Он сунулся было с бутылкой к стакану Антона, но тот упредил: ладонью накрыл стакан:
— Будет мне…
— Ну, ты эт брось, Антон, — обиделся Гаврюшин.
— Нельзя мне… Зарок я дал…
— Ерунда! — махнул рукой Гаврюшин. — Сколько ты не пил?
— Да как сюда устроился…
— Теперь уже можно. Это я тебе говорю. — И не успел Антон ладонью загородить, забулькало в стакане. — Время, брат, — лучший доктор! Ну, бывай здоров…
Выпили, закусили. Хмель как будто не брал Антона, только в груди непонятная досада копилась, и обидные слова сами собой вырвались изнутри:
— Ты вот мне скажи, Лексей. Ты пограмотней меня-то… Стажу у меня пятнадцать лет. Я машину, можно сказать, до последнего винта чувствую. А стал наниматься в автобазу, не машину мне дали, а чистый гроб. Лишь бы с рук спихнуть… Ладно, думаю, поработаю сколько-то… Я ее всю раскидал. Да ты же видал: с месяц я с ней валандался. Поршня заменил, клапана заменил. Ходовую скрозь пришлось перебрать. Ездить стал, план давать не хуже других… Осенью самосвалы новые получили. Тому дали, другому дали, а мне — хрен… Из энтих машин три уже разбить успели, а я все на старой… Нынче я с ней в буран угодил, думал, не доеду: порожнем и то рама трещит. Давно бы ее на металлолом изрезать. Неужто начальство не видит: я на ремонте больше стою, чем ездию. Хоть бы уж с капитального дали… У меня, чай, семья, пить-есть хотят. Я еще за квартиру не расплатился. Вот и рассуди… — С такого разговору Антон уже и не заметил, как еще по полстакана выпили.

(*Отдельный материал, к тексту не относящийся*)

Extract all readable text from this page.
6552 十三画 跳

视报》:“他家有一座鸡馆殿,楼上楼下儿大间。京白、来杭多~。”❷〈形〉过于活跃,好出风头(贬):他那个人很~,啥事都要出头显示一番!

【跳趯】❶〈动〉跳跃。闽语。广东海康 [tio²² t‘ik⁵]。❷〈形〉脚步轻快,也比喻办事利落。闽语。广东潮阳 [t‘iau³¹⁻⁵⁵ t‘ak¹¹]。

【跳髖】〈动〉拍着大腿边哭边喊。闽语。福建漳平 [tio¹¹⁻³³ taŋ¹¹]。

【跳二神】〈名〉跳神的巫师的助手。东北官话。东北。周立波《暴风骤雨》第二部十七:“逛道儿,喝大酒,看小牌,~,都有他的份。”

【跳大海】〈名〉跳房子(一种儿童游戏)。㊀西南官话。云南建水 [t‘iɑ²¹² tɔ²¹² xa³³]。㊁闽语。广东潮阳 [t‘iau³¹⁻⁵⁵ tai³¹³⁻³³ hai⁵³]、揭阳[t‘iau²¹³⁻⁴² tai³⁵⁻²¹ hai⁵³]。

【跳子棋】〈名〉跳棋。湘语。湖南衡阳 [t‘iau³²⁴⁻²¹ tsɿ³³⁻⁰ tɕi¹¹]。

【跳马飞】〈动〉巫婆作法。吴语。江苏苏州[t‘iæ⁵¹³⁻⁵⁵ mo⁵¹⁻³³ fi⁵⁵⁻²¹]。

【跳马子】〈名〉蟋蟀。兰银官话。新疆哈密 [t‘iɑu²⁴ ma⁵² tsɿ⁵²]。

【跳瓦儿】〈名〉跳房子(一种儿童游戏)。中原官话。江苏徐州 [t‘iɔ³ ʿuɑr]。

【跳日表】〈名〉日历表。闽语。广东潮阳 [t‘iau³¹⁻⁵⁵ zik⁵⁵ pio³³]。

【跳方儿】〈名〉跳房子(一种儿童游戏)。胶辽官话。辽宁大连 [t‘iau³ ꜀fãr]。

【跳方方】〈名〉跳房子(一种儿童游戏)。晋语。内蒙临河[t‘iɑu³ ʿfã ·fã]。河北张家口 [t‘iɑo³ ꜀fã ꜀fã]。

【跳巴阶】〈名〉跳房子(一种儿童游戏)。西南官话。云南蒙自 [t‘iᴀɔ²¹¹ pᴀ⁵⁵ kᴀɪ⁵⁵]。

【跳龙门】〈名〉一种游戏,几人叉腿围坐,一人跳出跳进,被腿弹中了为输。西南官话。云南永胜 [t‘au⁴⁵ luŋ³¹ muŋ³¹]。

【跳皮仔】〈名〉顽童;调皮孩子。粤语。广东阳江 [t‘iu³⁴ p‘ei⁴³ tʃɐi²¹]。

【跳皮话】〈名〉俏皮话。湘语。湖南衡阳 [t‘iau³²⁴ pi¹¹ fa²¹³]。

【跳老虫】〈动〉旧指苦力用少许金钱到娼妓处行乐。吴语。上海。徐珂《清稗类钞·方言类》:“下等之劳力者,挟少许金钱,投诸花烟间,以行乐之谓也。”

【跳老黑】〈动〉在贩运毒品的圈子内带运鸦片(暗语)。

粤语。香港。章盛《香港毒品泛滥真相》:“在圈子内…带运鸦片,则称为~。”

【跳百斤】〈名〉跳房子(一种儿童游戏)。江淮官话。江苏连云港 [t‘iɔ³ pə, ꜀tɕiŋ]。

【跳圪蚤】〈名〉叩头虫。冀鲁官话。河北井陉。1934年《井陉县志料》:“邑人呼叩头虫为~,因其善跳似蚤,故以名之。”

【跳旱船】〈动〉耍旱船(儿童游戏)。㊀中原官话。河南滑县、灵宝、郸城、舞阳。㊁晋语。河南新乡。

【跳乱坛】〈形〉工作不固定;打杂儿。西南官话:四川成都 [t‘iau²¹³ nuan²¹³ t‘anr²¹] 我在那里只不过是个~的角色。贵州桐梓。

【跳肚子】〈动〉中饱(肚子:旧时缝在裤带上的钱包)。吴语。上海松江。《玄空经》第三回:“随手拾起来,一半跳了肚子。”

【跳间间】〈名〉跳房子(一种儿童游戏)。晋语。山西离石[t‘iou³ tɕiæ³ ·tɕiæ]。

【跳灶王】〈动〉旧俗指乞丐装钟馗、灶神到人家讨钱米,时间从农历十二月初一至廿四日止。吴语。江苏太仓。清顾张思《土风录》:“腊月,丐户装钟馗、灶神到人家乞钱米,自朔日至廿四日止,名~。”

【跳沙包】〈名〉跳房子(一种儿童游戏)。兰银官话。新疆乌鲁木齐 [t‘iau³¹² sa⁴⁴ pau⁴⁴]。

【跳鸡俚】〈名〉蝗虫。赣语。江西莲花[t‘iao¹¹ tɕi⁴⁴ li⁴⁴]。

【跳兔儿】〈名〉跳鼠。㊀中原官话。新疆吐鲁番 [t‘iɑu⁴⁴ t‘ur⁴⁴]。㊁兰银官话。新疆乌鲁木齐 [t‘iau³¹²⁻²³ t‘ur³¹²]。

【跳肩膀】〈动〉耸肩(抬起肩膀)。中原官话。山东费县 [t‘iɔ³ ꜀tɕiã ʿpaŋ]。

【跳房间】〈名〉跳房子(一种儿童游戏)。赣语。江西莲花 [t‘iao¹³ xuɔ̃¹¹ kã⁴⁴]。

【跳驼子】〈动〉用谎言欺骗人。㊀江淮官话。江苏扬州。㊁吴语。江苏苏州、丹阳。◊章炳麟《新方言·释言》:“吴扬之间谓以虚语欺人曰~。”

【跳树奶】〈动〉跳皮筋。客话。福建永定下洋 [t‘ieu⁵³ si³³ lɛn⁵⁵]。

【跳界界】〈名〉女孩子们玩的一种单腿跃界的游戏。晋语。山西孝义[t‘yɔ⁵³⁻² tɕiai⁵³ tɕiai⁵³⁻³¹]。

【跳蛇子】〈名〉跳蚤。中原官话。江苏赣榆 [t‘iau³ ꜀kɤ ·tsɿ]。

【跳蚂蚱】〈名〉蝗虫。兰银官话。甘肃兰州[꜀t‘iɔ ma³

Багровый от хмеля, Гаврюшин головой подался к Антону и локтем было красный коробок смел. Покосился на него, сунул в карман, снова уставился в Антона:
— Эх, Антон, Антон… В автобазе полтыщи шоферов, и разбитая машина не у тебя одного. Разве всем напасешься новых? Поэтому на новые сажают «старичков» или тех, кто на виду. Понял?.. А ты? Тебя же не видно и не слышно в гараже. Ты ни с кем даже поллитры не раздавил с получки. Так? Так. А на собрания ты ходишь?.. А-а-а. А нужно бывать, нет-нет да критики подпустить иногда. Начальство это любит, если работяга так, слегка, без перегиба, проедется… А на приеме ты был у начальника?.. Ну вот, видал… Ты что же, хочешь, чтобы тебе новую машину на блюдечке поднесли? Нет, брат, этого ты не дождешься… Ну, ничего. Не падай духом! Что-нибудь сообразим… Гаврюшин, брат, малый не промах… Ты его держись. Ха-ха… — Правый глаз у Гаврюшина лихо мигнул. — Давай… за новорожденного…
Но от слов Гаврюшина легче Антону не стало. Наоборот: навалилась на сердце, на голову мутная тоска и хотелось пить и напиться…
На прощанье хлопнул и еще «посошок»…
Оделись, пошли… На улице Антон всё жал руку Гаврюшину своей негнущейся, жесткой ладонью, благодарности бормотал и, как только остался один, побрел домой, совсем уже пьяный.
С порога, мучимый охотой добавить, заорал в темноту:
— Варька-а!
Из потемок наплыло на Антона бледное лицо:
— А-а. Никак пьяный!
Вспыхнул свет в передней.
Жалкие глаза жены озлили Антона:
— Молчи, дура!.. Сбегай-ка лучше-ка… — Скинул на пол валенки, полушубок.
— Куды сбегать-то?
— В магазин, дура! Похмелиться. — Коридор в глазах Антона пошатывало.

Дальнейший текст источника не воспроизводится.